Although Fitzgerald managed, amid severe financial and emotional difficulties, to produce works like ``The Great Gatsby,'' ``Tender Is the Night,'' and ``The Last Tycoon,'' he was forced to devote much of his time to Hollywood and magazine writing (hack work, as he deemed it) to support his family.

Meyers's Fitzgerald is not really all that much more (or less) coherent than previous versions. It is hard to reconcile the vain, pretentious, self-absorbed young man presented in the first part of the book with the dedicated family man searching for the inner strength to write his self-critical, finely-wrought masterpieces who is movingly depicted in the latter part. Still Meyers is at least content to tell Fitzgerald's story unflinchingly and allow the pathos and curious heroism of his subject to merge for themselves.

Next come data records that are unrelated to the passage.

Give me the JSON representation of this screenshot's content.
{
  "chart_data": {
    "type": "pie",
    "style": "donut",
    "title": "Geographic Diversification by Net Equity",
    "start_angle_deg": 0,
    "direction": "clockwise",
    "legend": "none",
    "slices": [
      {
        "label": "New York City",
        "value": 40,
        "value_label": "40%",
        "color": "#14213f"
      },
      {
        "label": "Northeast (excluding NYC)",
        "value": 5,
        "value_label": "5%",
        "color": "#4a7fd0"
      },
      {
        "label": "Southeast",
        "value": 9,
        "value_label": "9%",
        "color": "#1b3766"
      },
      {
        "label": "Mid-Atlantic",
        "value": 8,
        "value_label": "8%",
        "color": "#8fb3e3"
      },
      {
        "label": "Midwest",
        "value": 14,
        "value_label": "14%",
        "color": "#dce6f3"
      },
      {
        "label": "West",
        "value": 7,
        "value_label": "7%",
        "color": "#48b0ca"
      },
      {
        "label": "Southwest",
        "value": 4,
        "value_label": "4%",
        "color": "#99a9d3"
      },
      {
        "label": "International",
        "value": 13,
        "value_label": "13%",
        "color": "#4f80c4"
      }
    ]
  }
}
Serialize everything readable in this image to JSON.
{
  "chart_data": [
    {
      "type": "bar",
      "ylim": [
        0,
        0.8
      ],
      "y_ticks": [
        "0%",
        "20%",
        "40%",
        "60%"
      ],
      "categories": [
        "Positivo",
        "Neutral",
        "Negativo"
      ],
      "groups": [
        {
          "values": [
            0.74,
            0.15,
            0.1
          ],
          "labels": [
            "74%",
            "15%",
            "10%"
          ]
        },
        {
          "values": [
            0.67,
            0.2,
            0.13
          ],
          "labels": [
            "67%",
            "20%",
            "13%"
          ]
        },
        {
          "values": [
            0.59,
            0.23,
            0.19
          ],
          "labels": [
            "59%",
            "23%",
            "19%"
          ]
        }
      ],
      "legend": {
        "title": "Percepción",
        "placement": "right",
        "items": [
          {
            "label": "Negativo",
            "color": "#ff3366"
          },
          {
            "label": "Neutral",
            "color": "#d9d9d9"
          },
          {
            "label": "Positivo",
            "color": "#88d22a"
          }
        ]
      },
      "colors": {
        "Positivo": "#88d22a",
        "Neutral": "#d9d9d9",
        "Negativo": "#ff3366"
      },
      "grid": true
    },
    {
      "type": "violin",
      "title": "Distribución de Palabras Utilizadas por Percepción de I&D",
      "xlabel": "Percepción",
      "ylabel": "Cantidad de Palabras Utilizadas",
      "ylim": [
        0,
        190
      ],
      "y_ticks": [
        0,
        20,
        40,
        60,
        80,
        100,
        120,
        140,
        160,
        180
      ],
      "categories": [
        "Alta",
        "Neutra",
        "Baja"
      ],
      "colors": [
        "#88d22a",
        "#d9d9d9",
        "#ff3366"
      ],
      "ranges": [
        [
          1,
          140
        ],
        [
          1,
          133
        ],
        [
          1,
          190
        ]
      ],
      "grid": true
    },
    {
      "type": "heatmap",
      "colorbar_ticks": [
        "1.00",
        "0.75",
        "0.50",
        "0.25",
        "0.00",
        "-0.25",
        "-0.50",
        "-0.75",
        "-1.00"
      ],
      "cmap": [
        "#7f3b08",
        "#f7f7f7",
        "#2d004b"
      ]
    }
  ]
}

David Leeming's biography of the late James Baldwin (1924-1987) is the work of a friend. (Three previous biographies of the writer were also by personal acquaintances.) Currently a professor at the University of Connecticut in Storrs, Leeming served as Baldwin's secretary between 1963 and 1967 and was sometimes humorously introduced by Baldwin as ``my Boswell.''

In ``James Baldwin: A Biography,'' Leeming tells the poignant story of Baldwin's childhood and youth with a lively empathy that makes his portrait of the Baldwin he did not yet know as vivid as the later sections drawing on his firsthand experience of living and working with the man.

He focuses on the special problems faced by a brilliant young writer - poor, black, and homosexual - who managed to forge his identity as an artist and prophet in a world rife with prejudice.

Even when he becomes part of the story he's telling, Leeming remains a relatively unobtrusive narrator, straightforward and unselfconscious, letting Baldwin's magnetic personality shine through: impassioned, sometimes angry, but always profoundly compassionate and humane.